University of British Columbia civil engineering associate professor Robert Millar reckons that the peak is here now — but even if he’s off by a few years, he said, consumers are beginning to get a sense of what the impact will be upon their pocketbooks.
“Global production has been flat now for a year and a half or more, and demand continues to climb with world economic growth. We are seeing the consequence of that with higher prices,” said Millar.
He believes oil prices must remain high — or climb even higher — in order to slow the pace of consumption. “It’s hard to conclude that we are not looking at substantially higher oil and fuel costs in the future.”
Even some of Canada’s most bullish oil-watchers are conceding that the peak oil argument has merit.
Vincent Lauerman, senior economist for the Canadian Energy Rese0arch Institute, and author of CERI newsletter Geopolitics of Energy, isn’t quite ready to sell his car, but he agrees that the cost of running it has taken a permanent increase.

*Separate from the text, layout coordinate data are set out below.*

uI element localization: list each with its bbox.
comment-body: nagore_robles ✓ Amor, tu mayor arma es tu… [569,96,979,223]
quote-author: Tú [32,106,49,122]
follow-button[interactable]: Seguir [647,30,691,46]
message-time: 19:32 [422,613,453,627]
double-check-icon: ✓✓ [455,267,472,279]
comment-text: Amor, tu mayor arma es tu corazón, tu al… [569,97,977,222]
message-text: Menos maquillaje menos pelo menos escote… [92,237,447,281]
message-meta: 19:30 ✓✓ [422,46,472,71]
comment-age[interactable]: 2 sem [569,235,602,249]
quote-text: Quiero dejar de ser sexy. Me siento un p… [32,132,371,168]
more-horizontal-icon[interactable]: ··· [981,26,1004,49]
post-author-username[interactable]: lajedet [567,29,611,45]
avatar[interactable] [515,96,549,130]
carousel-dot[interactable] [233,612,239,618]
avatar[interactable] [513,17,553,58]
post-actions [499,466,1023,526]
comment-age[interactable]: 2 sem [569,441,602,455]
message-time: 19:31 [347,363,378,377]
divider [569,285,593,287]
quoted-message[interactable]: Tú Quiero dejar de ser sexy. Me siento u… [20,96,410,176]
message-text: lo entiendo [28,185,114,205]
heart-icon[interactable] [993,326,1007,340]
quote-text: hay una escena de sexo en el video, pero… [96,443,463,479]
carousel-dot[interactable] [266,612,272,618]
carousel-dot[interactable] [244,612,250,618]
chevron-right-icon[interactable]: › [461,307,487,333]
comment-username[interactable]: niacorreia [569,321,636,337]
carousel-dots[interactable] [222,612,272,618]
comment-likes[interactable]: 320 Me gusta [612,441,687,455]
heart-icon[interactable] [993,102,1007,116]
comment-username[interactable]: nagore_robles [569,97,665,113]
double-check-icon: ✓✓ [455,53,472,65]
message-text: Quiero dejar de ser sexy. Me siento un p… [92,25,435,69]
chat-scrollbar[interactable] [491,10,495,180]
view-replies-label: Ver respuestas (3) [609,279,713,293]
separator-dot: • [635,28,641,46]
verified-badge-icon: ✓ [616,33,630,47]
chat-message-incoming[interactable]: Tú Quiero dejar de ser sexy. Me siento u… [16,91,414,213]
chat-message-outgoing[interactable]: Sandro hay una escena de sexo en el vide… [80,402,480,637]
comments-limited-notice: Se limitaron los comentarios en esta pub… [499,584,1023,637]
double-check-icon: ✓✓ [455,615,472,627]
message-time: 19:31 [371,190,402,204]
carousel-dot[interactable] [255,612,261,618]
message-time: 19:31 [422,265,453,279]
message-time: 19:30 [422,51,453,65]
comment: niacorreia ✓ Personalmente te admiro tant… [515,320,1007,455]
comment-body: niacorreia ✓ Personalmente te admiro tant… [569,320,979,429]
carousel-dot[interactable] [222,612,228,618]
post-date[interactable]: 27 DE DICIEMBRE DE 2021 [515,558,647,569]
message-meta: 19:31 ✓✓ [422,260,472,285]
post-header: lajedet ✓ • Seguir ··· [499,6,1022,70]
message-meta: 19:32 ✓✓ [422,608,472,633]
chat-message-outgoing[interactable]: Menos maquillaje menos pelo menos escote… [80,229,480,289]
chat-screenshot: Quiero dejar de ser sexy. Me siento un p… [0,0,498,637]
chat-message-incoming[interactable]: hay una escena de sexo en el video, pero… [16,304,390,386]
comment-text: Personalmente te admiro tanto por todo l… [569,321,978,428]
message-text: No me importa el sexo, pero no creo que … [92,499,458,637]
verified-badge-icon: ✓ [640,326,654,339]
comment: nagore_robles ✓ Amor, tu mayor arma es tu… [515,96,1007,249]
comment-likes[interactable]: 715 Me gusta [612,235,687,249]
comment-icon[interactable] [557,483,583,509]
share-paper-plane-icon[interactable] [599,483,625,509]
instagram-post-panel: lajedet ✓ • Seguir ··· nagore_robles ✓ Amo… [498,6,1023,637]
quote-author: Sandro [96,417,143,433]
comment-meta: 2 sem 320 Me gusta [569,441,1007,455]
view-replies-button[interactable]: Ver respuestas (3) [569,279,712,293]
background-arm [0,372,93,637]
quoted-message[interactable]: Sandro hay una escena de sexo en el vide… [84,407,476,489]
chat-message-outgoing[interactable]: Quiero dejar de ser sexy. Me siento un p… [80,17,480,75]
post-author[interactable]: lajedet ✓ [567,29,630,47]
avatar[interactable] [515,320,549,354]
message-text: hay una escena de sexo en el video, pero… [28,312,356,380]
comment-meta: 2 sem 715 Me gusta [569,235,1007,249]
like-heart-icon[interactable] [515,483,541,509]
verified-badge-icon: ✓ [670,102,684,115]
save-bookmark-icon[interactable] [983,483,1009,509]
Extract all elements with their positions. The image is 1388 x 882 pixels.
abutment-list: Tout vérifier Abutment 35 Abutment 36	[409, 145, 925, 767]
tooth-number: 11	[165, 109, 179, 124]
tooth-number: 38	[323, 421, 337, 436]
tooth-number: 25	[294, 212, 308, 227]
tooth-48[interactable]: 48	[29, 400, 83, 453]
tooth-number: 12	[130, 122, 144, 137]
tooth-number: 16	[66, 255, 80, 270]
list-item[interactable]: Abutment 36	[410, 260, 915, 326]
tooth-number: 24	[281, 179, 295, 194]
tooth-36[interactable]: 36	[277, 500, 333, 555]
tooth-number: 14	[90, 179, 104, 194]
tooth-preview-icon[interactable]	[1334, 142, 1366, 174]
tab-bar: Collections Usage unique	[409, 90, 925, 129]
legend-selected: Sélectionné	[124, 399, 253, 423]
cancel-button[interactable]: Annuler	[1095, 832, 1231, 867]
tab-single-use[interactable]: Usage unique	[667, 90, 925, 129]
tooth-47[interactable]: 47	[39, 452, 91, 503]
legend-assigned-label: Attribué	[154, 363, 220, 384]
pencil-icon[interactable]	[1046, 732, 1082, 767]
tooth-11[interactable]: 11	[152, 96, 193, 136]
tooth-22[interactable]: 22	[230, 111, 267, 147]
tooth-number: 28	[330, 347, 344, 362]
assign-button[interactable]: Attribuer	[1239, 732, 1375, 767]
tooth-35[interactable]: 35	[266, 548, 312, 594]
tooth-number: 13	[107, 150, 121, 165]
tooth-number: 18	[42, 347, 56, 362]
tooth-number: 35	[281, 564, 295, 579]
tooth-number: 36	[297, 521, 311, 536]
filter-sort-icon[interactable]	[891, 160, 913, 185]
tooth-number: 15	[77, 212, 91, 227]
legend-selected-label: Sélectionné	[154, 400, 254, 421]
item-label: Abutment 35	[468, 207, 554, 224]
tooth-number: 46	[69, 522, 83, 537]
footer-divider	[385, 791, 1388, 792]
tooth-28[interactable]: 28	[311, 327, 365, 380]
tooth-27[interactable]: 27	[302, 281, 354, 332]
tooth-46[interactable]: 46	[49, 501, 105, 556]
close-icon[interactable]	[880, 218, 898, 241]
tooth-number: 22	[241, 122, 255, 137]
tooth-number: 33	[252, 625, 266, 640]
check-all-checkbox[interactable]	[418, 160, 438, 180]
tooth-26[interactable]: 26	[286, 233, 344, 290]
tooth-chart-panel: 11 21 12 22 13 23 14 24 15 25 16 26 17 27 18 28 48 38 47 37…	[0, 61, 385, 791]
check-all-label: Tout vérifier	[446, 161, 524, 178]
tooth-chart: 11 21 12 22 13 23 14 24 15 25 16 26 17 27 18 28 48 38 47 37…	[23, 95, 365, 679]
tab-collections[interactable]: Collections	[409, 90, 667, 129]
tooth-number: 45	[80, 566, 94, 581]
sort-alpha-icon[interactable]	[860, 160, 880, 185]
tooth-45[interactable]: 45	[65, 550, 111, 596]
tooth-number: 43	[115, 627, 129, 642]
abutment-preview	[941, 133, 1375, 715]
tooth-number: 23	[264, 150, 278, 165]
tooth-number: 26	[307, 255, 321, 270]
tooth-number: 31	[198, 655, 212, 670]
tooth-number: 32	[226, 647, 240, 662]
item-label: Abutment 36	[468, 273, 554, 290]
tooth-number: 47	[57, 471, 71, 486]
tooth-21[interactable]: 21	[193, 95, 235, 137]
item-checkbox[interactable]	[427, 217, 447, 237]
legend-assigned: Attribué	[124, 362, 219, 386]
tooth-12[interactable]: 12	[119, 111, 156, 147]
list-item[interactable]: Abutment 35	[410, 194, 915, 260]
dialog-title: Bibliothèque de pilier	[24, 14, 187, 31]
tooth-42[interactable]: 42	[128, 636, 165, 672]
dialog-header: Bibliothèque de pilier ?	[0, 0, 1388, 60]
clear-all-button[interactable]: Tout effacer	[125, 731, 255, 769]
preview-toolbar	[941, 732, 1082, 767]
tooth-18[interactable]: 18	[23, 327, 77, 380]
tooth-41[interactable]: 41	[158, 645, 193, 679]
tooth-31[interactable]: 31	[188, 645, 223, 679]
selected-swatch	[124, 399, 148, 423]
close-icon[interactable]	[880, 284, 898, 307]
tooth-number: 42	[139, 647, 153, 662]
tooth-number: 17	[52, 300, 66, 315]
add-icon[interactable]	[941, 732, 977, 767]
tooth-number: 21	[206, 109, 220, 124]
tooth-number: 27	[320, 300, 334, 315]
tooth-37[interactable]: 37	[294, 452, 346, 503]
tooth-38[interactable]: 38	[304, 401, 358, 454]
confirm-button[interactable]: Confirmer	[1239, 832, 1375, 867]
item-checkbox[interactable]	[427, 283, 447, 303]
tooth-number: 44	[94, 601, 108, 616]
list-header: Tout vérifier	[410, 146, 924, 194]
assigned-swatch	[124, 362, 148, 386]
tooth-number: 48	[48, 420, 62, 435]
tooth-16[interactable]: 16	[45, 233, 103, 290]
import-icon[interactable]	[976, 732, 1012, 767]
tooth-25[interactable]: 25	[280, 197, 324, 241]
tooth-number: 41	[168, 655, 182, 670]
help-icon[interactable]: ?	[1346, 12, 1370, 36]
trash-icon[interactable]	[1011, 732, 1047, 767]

Lauerman said his outlook became more cautious after he heard a presentation by Jeremy Gilbert, the former chief petroleum engineer for British energy multinational British Petroleum (BP), at CERI’s annual oil conference in Calgary. “He was excellent. At that point I was definitely a resource optimist. But after hearing him, pondering and doing some further reading, I have joined the moderate camp,” Lauerman said.
From a Canadian perspective the peak may be further away than some imagine — particularly because world prices have moved well past the point at which more costly and unconventional reserves can be developed.
“Once you get up to $40 a barrel, it opens up a lot of oil that wasn’t even considered viable until the last couple of years. The prime example are the oilsands in northern Alberta.”
2015 Project Global Oil Supply Deficit (sidebar)
A large deficit in global oil supply is predicted by 2015, according to chart provided by University of B.C. civil engineering associate professor Robert Millar, based on numbers from Association for the Study of Peak Oil.
Projected annual shortfall in oil supply by 2015:
– 22 million barrels per day, or eight gigabarrels per year, an amount that is equivalent to current total U.S. oil annual consumption.
That shortfall is also equivalent to:
– 13 times the projected 2006-2015 production increase from Alberta oilsands (according to Canadian Association of Petroleum Producers, 2005)
– 220 large (100,000 barrels per day) refinery plants converting coal into liquid fuel.
– 10 times the global vegetable oil production that could be converted to biodiesel fuel
– 1,500 one-gigawatt nuclear power plants.